Es en esta obediencia donde yace la verdadera tragedia. Porque si esa mayoría, que sabe en su fuero interno que algo está mal, que siente el peso del sufrimiento diario, decidiera por un momento cuestionar, decidiera no seguir las órdenes sin pensar, el sistema se tambalearía. Pero esa posibilidad, ese pequeño rayo de esperanza, se mantiene eclipsado por décadas de manipulación, de coerción, de adoctrinamiento. Nos exigen obediencia, y la mayoría la entrega, sin darse cuenta de que, en esa sumisión, es donde verdaderamente se forja el poder de quienes los someten.


Es un círculo vicioso: mientras más obedecen, más se refuerza el poder de la dictadura, y cuanto más poder tiene, más demanda de obediencia. La realidad en que viven, esa realidad de escasez, de represión, de silencio, no es solo el resultado de la crueldad de unos pocos, sino de la complicidad, aunque involuntaria, de una mayoría que ha sido condicionada a no desafiar lo establecido. Han aprendido que el conformismo es la única vía de escape, aunque en realidad solo los mantiene atrapados.


Nos exigen, y la mayoría obedece. No porque sean malos, no porque lo deseen, sino porque han sido despojados de su capacidad de imaginar algo diferente, algo mejor. Han sido programados para creer que no hay más opciones, que no existe un futuro distinto al que les han impuesto. Y mientras esa mayoría continúe obedeciendo, el ciclo seguirá.

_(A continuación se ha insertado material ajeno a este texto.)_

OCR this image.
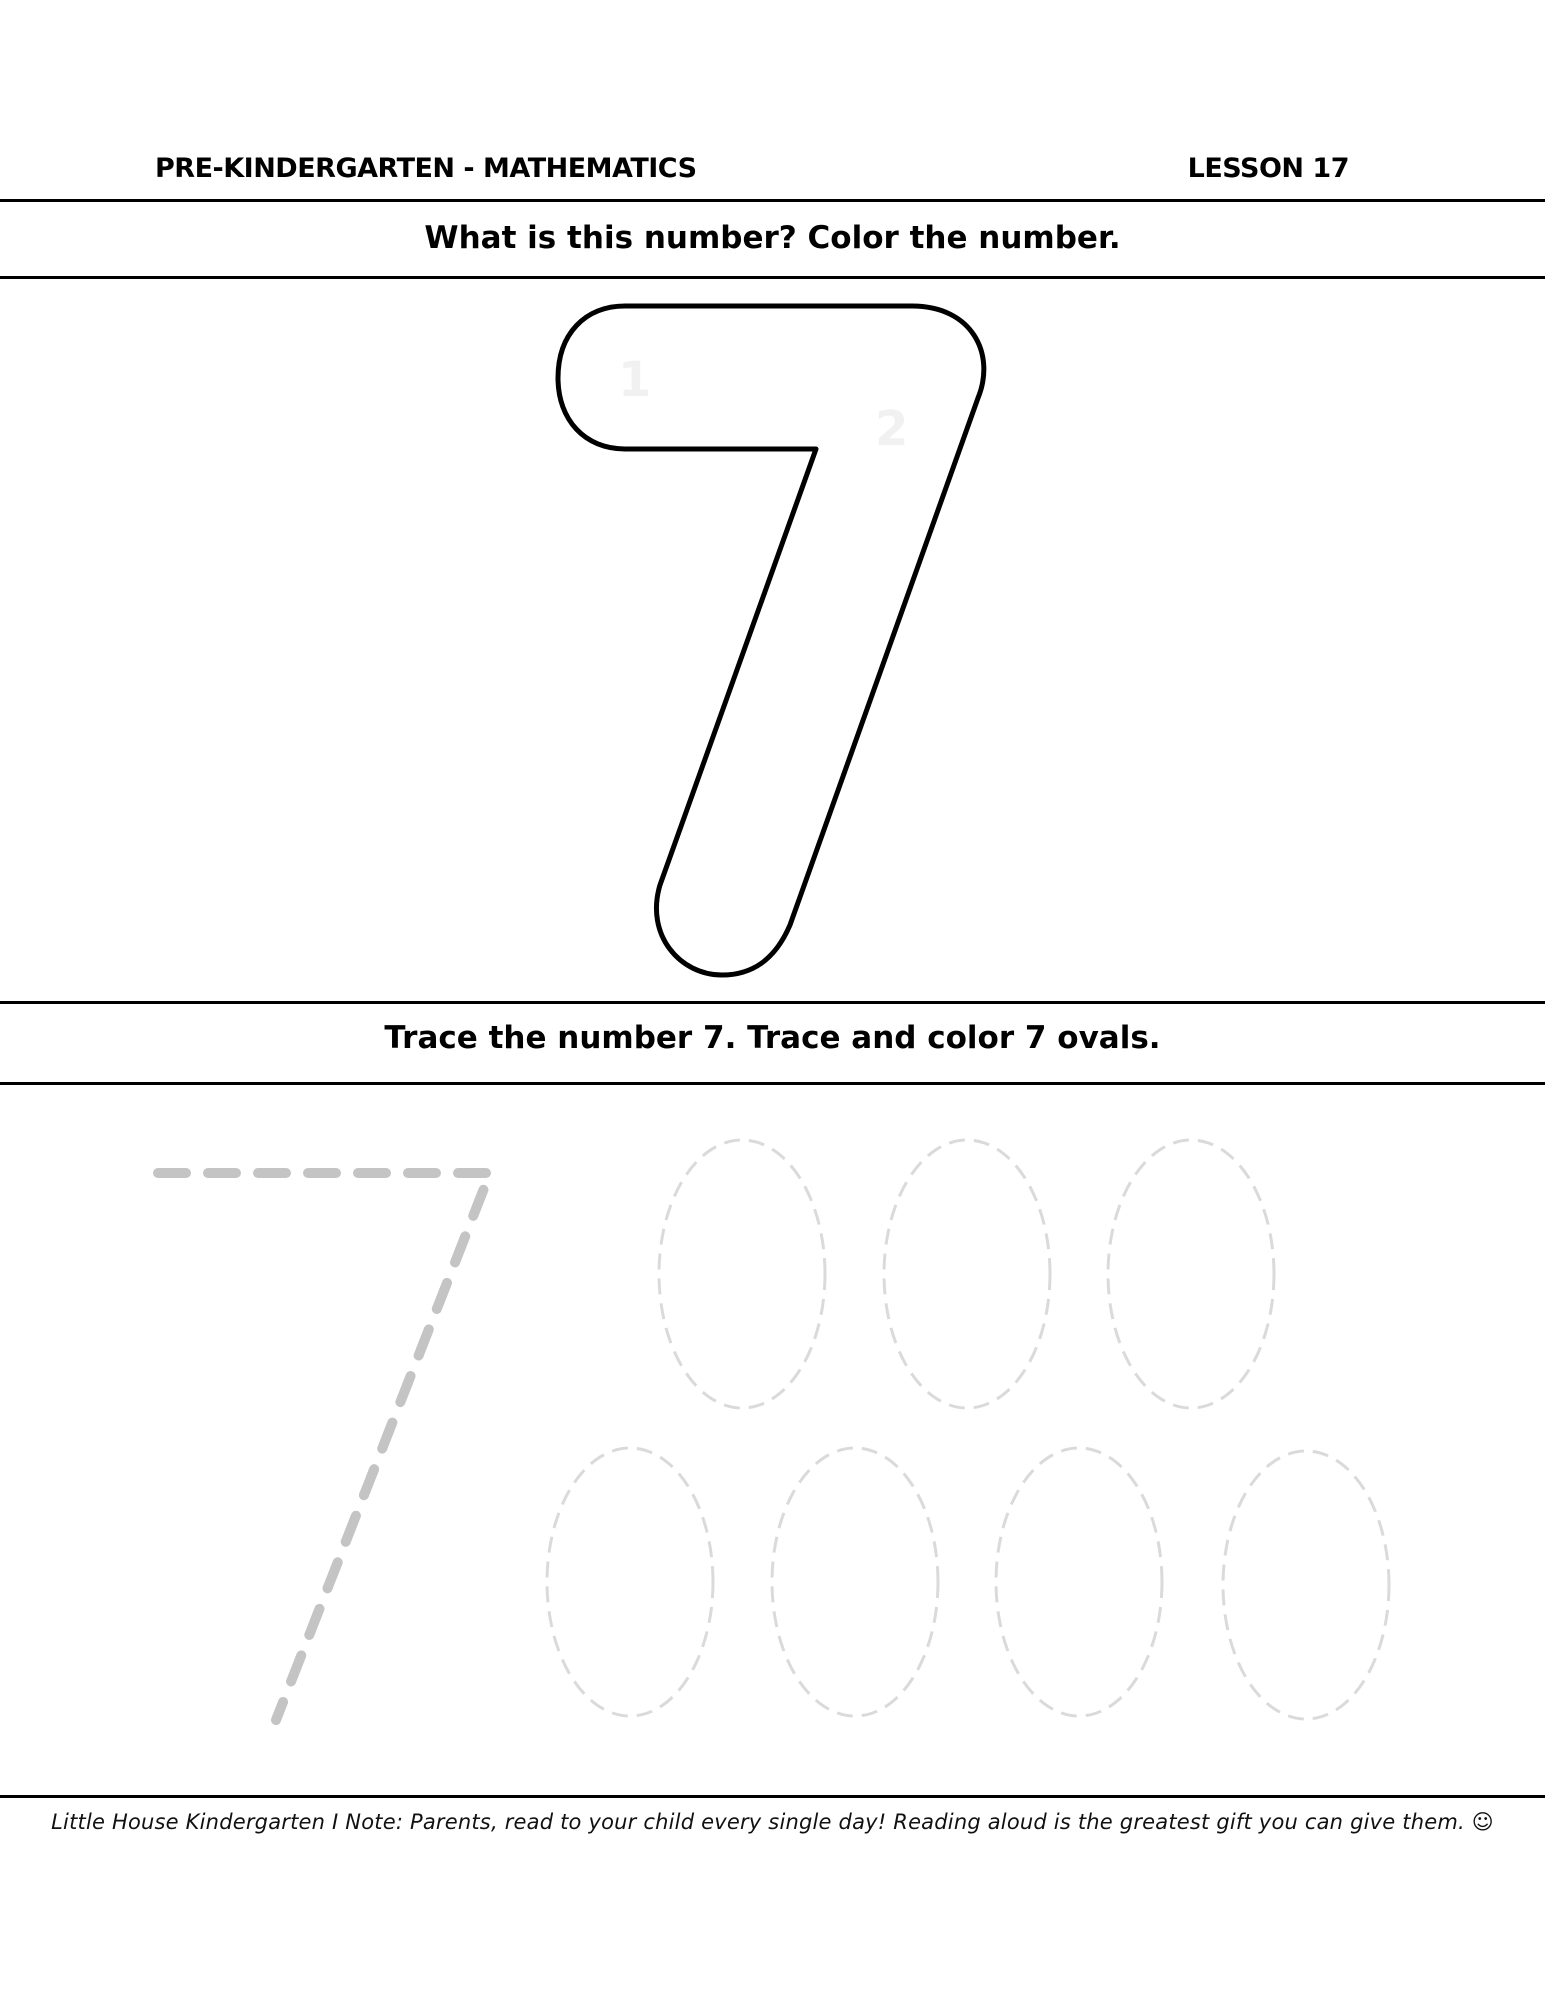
PRE-KINDERGARTEN - MATHEMATICS	LESSON 17
What is this number? Color the number.
1
2
Trace the number 7. Trace and color 7 ovals.
Little House Kindergarten I Note: Parents, read to your child every single day! Reading aloud is the greatest gift you can give them. ☺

La obediencia de la mayoría es la verdadera prisión en la que vivimos. No son las rejas físicas las que nos detienen, sino las mentales, las que han construido dentro de cada uno de nosotros. Nos han enseñado a obedecer, a no cuestionar, a aceptar lo que nos dan. Y así, esa mayoría sigue siendo la piedra angular del sistema, el sostén involuntario de su propia opresión.